Example Command Line Usage
bash
/path/to/hyphy/hyphy absrel --alignment <alignment_file> --tree <tree_file> --code <genetic_code> --branches <branches> --output <output_file>
Parameters
--alignment
: An in-frame codon alignment in one of the formats supported by HyPhy.--tree
: A phylogenetic tree (optionally annotated with {}).--code
: Which genetic code should be used (default: Universal).--branches
: Branches to test (default: All).--output
: Write the resulting JSON to this file (default is to save to the same path as the alignment file + 'ABSREL.json').--multiple-hits
: Include support for multiple nucleotide substitutions (options: None, Double, Double+Triple).--srv
: Include synonymous rate variation (options: Yes, No).--blb
: [Advanced option] Bag of little bootstrap alignment resampling rate (default: 1.0).
Example
bash
/path/to/hyphy/hyphy absrel --alignment example_alignment.phy --tree example_tree.nwk --code Universal --branches FG --output results.ABSREL.json --multiple-hits Double --srv Yes --blb 0.5
Example Workflow
Here’s a step-by-step guide on how to use aBSREL through its web interface:
Upload Data:
- Navigate to the aBSREL page.
- Upload your alignment and phylogenetic tree file.
- Select the appropriate genetic code if different from the default.
Parameter Configuration:
- Specify branches to test.
Run the Analysis:
- Click the "Run Analysis" button to begin the computation.
- Optionally, provide an email address to receive notifications once the analysis is complete.
Review Results:
- Once the analysis completes, review the summary statistics.
- Access detailed results and visualizations based on the output data.
Export Results:
- Download the detailed results in JSON format for further processing or archiving.
Frequently Asked Questions (FAQ)
1. Why are some branches in my analysis showing "test not run"?
This occurs when certain branches have been explicitly excluded by the user during the setup process, usually due to selection criteria for testing.
2. How do I interpret high omega values from aBSREL?
High omega values can indicate either very strong positive selection or could be artifacts of aligning sequences incorrectly. Values greater than 1 typically indicate a site is under positive selection, but higher values (e.g., 10 or more) may signal potential data issues.
3. How can I obtain dN and dS values from aBSREL results?
aBSREL primarily reports omega values. For dN and dS, you will need to run complementary models (such as FitMG94) that allow for the estimation of these values based on the inferred rates.
4. What is the effect of using a large dataset in aBSREL?

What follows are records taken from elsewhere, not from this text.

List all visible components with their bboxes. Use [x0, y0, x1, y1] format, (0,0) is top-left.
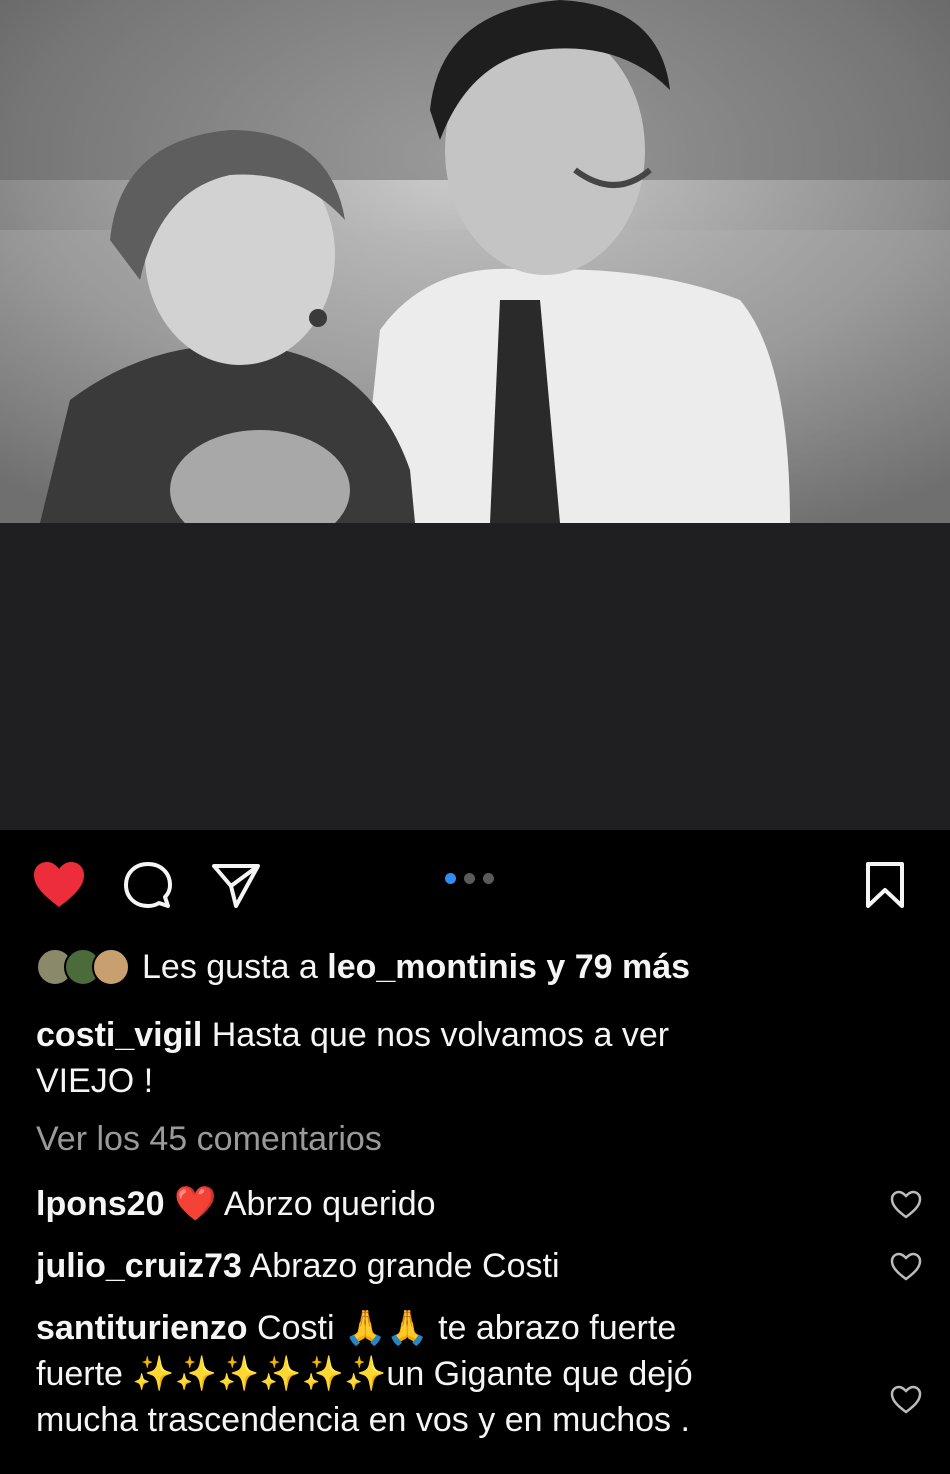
heart-emoji: ❤️ — [173, 1184, 217, 1224]
caption-text-line1: Hasta que nos volvamos a ver — [211, 1016, 670, 1054]
heart-icon[interactable] — [32, 860, 86, 910]
liker-username[interactable]: leo_montinis — [327, 948, 537, 987]
comment-text: mucha trascendencia en vos y en muchos . — [36, 1401, 690, 1439]
comment-text: Costi — [257, 1309, 335, 1347]
comment-username[interactable]: lpons20 — [36, 1185, 164, 1223]
bookmark-icon[interactable] — [862, 860, 908, 910]
comment-item: santiturienzo Costi 🙏🙏 te abrazo fuerte … — [36, 1305, 866, 1443]
comment-text: Abrazo grande Costi — [249, 1247, 560, 1285]
post-photo[interactable] — [0, 0, 950, 523]
avatar — [92, 948, 130, 986]
caption-text-line2: VIEJO ! — [36, 1062, 154, 1100]
comment-text: un Gigante que dejó — [386, 1355, 693, 1393]
comment-icon[interactable] — [122, 860, 174, 910]
carousel-dot — [483, 873, 494, 884]
like-outline-icon[interactable] — [890, 1190, 922, 1220]
likes-summary[interactable]: Les gusta a leo_montinis y 79 más — [36, 944, 690, 990]
share-icon[interactable] — [210, 860, 262, 910]
post-caption: costi_vigil Hasta que nos volvamos a ver… — [36, 1012, 916, 1104]
media-padding — [0, 523, 950, 830]
carousel-indicator — [445, 873, 494, 884]
like-outline-icon[interactable] — [890, 1385, 922, 1415]
liker-avatars — [36, 948, 130, 986]
comment-text: Abrzo querido — [223, 1185, 436, 1223]
comment-item: julio_cruiz73 Abrazo grande Costi — [36, 1243, 866, 1289]
view-comments-link[interactable]: Ver los 45 comentarios — [36, 1120, 382, 1159]
likes-suffix[interactable]: y 79 más — [546, 948, 690, 987]
carousel-dot — [464, 873, 475, 884]
comment-text: fuerte — [36, 1355, 123, 1393]
caption-username[interactable]: costi_vigil — [36, 1016, 202, 1054]
comment-username[interactable]: santiturienzo — [36, 1309, 248, 1347]
likes-prefix: Les gusta a — [142, 947, 318, 986]
comment-text: te abrazo fuerte — [438, 1309, 677, 1347]
sparkles-emoji: ✨✨✨✨✨✨ — [132, 1354, 387, 1394]
pray-emoji: 🙏🙏 — [343, 1308, 429, 1348]
comment-item: lpons20 ❤️ Abrzo querido — [36, 1181, 866, 1227]
comment-username[interactable]: julio_cruiz73 — [36, 1247, 242, 1285]
like-outline-icon[interactable] — [890, 1252, 922, 1282]
carousel-dot-active — [445, 873, 456, 884]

Large datasets can increase computational time and complexity, potentially leading to numerical instabilities. It's generally advisable to look for shorter branches and evaluate the quality of your multiple sequence alignments before proceeding with analysis.
5. Why are specific nodes showing evidence of positive selection while descendants do not?

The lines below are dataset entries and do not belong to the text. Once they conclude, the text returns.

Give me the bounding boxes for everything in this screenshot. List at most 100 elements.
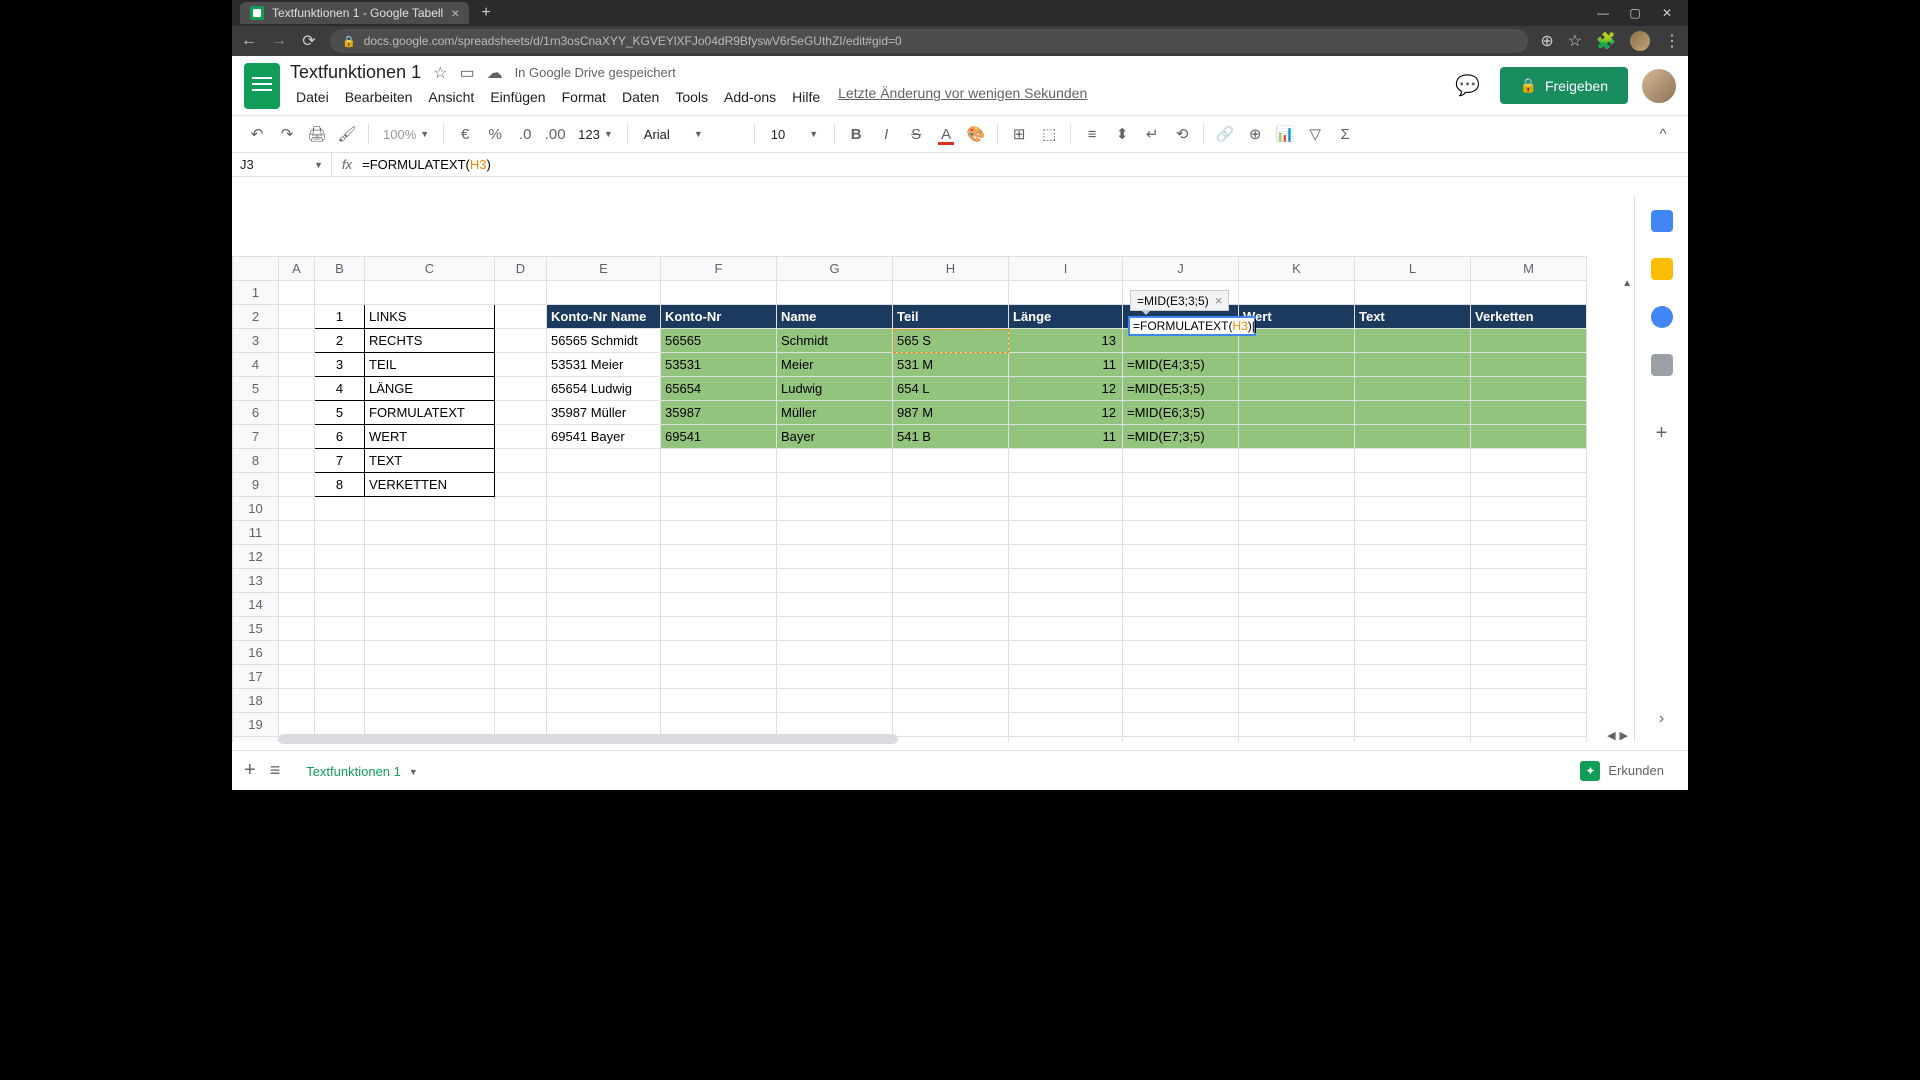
cell[interactable] — [1355, 737, 1471, 743]
cell[interactable] — [495, 305, 547, 329]
cell[interactable] — [279, 545, 315, 569]
cell[interactable] — [495, 449, 547, 473]
cell[interactable] — [1471, 737, 1587, 743]
cell[interactable] — [547, 713, 661, 737]
cell[interactable]: Meier — [777, 353, 893, 377]
cell[interactable] — [279, 641, 315, 665]
cell[interactable]: 2 — [315, 329, 365, 353]
italic-icon[interactable]: I — [873, 121, 899, 147]
cell[interactable] — [661, 521, 777, 545]
cell[interactable] — [315, 281, 365, 305]
cell[interactable] — [547, 617, 661, 641]
cell[interactable] — [893, 473, 1009, 497]
cell[interactable] — [1239, 353, 1355, 377]
number-format-select[interactable]: 123▼ — [572, 127, 619, 142]
cell[interactable] — [1239, 377, 1355, 401]
cell[interactable] — [893, 737, 1009, 743]
cell[interactable] — [365, 521, 495, 545]
cell[interactable]: Bayer — [777, 425, 893, 449]
cell[interactable] — [1123, 713, 1239, 737]
cell[interactable] — [547, 473, 661, 497]
cell[interactable] — [893, 569, 1009, 593]
cell[interactable] — [661, 449, 777, 473]
row-header[interactable]: 2 — [233, 305, 279, 329]
cell[interactable] — [1123, 641, 1239, 665]
chart-icon[interactable]: 📊 — [1272, 121, 1298, 147]
cell[interactable] — [661, 497, 777, 521]
sheets-logo-icon[interactable] — [244, 63, 280, 109]
cell[interactable] — [365, 569, 495, 593]
row-header[interactable]: 10 — [233, 497, 279, 521]
cell[interactable] — [661, 665, 777, 689]
cell[interactable] — [777, 449, 893, 473]
row-header[interactable]: 13 — [233, 569, 279, 593]
row-header[interactable]: 15 — [233, 617, 279, 641]
cell[interactable] — [279, 473, 315, 497]
cell[interactable]: 11 — [1009, 353, 1123, 377]
column-header[interactable]: H — [893, 257, 1009, 281]
cell[interactable]: VERKETTEN — [365, 473, 495, 497]
cell[interactable] — [1355, 449, 1471, 473]
zoom-icon[interactable]: ⊕ — [1540, 31, 1553, 51]
cell[interactable] — [1123, 593, 1239, 617]
sheet-tab[interactable]: Textfunktionen 1▼ — [294, 756, 430, 785]
cell[interactable] — [1009, 449, 1123, 473]
cell[interactable] — [777, 497, 893, 521]
cell[interactable] — [1239, 737, 1355, 743]
menu-tools[interactable]: Tools — [669, 85, 714, 109]
cell[interactable] — [279, 689, 315, 713]
cell[interactable] — [279, 353, 315, 377]
valign-icon[interactable]: ⬍ — [1109, 121, 1135, 147]
cell[interactable]: WERT — [365, 425, 495, 449]
cell[interactable] — [893, 617, 1009, 641]
column-header[interactable]: E — [547, 257, 661, 281]
cell[interactable] — [1355, 545, 1471, 569]
cell[interactable]: RECHTS — [365, 329, 495, 353]
cell[interactable] — [1471, 665, 1587, 689]
cell[interactable]: Verketten — [1471, 305, 1587, 329]
row-header[interactable]: 3 — [233, 329, 279, 353]
cloud-icon[interactable]: ☁ — [487, 63, 503, 83]
strikethrough-icon[interactable]: S — [903, 121, 929, 147]
cell[interactable] — [1355, 593, 1471, 617]
link-icon[interactable]: 🔗 — [1212, 121, 1238, 147]
cell[interactable] — [1471, 425, 1587, 449]
percent-icon[interactable]: % — [482, 121, 508, 147]
cell[interactable] — [1239, 473, 1355, 497]
cell[interactable]: Ludwig — [777, 377, 893, 401]
cell[interactable] — [661, 545, 777, 569]
paint-format-icon[interactable]: 🖌 — [334, 121, 360, 147]
cell[interactable] — [1009, 545, 1123, 569]
cell[interactable] — [365, 617, 495, 641]
cell[interactable] — [1471, 641, 1587, 665]
undo-icon[interactable]: ↶ — [244, 121, 270, 147]
cell[interactable] — [495, 713, 547, 737]
cell[interactable] — [893, 545, 1009, 569]
tasks-icon[interactable] — [1651, 306, 1673, 328]
comment-icon[interactable]: ⊕ — [1242, 121, 1268, 147]
cell[interactable] — [365, 593, 495, 617]
cell[interactable] — [495, 425, 547, 449]
font-select[interactable]: Arial▼ — [636, 127, 746, 142]
cell[interactable] — [315, 665, 365, 689]
cell[interactable] — [315, 497, 365, 521]
cell[interactable] — [777, 641, 893, 665]
cell[interactable] — [1355, 353, 1471, 377]
new-tab-button[interactable]: + — [481, 4, 490, 22]
cell[interactable] — [495, 617, 547, 641]
cell[interactable] — [1239, 593, 1355, 617]
cell[interactable]: 35987 — [661, 401, 777, 425]
row-header[interactable]: 18 — [233, 689, 279, 713]
cell[interactable] — [495, 521, 547, 545]
column-header[interactable]: C — [365, 257, 495, 281]
cell[interactable] — [495, 401, 547, 425]
cell[interactable] — [661, 569, 777, 593]
cell[interactable] — [365, 665, 495, 689]
cell[interactable] — [1009, 689, 1123, 713]
cell[interactable] — [1239, 545, 1355, 569]
cell[interactable] — [893, 641, 1009, 665]
cell[interactable] — [365, 281, 495, 305]
cell[interactable] — [1009, 281, 1123, 305]
column-header[interactable]: A — [279, 257, 315, 281]
cell[interactable] — [1009, 641, 1123, 665]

This could occur if the entire clade does not experience the same level of selection pressure or if there are mutations unique to specific branches that do not translate to downstream branches. Investigating other factors affecting these branches is crucial for interpreting results accurately.

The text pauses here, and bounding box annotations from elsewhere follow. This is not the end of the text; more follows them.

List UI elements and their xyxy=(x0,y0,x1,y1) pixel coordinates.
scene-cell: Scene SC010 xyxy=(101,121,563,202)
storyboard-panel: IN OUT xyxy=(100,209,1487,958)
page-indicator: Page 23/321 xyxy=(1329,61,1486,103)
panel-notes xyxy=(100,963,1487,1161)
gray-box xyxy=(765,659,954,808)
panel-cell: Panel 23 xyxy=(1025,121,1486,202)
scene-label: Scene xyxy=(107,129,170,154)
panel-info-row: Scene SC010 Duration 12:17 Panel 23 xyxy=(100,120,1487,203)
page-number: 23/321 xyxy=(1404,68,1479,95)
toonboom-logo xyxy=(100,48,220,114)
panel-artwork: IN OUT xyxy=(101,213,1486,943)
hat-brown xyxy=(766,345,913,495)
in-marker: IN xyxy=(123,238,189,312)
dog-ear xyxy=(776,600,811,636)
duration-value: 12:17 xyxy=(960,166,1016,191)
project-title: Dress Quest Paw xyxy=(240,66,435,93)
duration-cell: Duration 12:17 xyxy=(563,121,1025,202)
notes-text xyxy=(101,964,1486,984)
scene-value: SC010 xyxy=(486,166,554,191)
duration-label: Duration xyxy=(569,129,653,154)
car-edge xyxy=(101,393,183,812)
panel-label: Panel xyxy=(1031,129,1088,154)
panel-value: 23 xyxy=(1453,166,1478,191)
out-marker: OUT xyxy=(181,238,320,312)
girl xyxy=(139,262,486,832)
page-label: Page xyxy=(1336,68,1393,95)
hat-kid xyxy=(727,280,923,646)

5. How does positive selection differ from selection in methods like BUSTED and RELAX?
While BUSTED combines branches for selection detection, aBSREL evaluates branches individually. This means BUSTED can detect selection more powerfully when tested across many branches, while aBSREL can granularly identify which branches experience selection through a more detailed analysis.
6. Do I need to provide branch lengths when using a species tree?
Branch lengths are not strictly required for aBSREL, but providing them can influence results positively. If your branch lengths do not provide meaningful information, consider using a constant length for all branches initially and refine later based on results.
7. What if I'm encountering inconsistent results between local and server runs?
Inconsistencies may arise from software version differences or tree formatting issues. Ensure that both your local environment and the server are using the same version of HyPhy.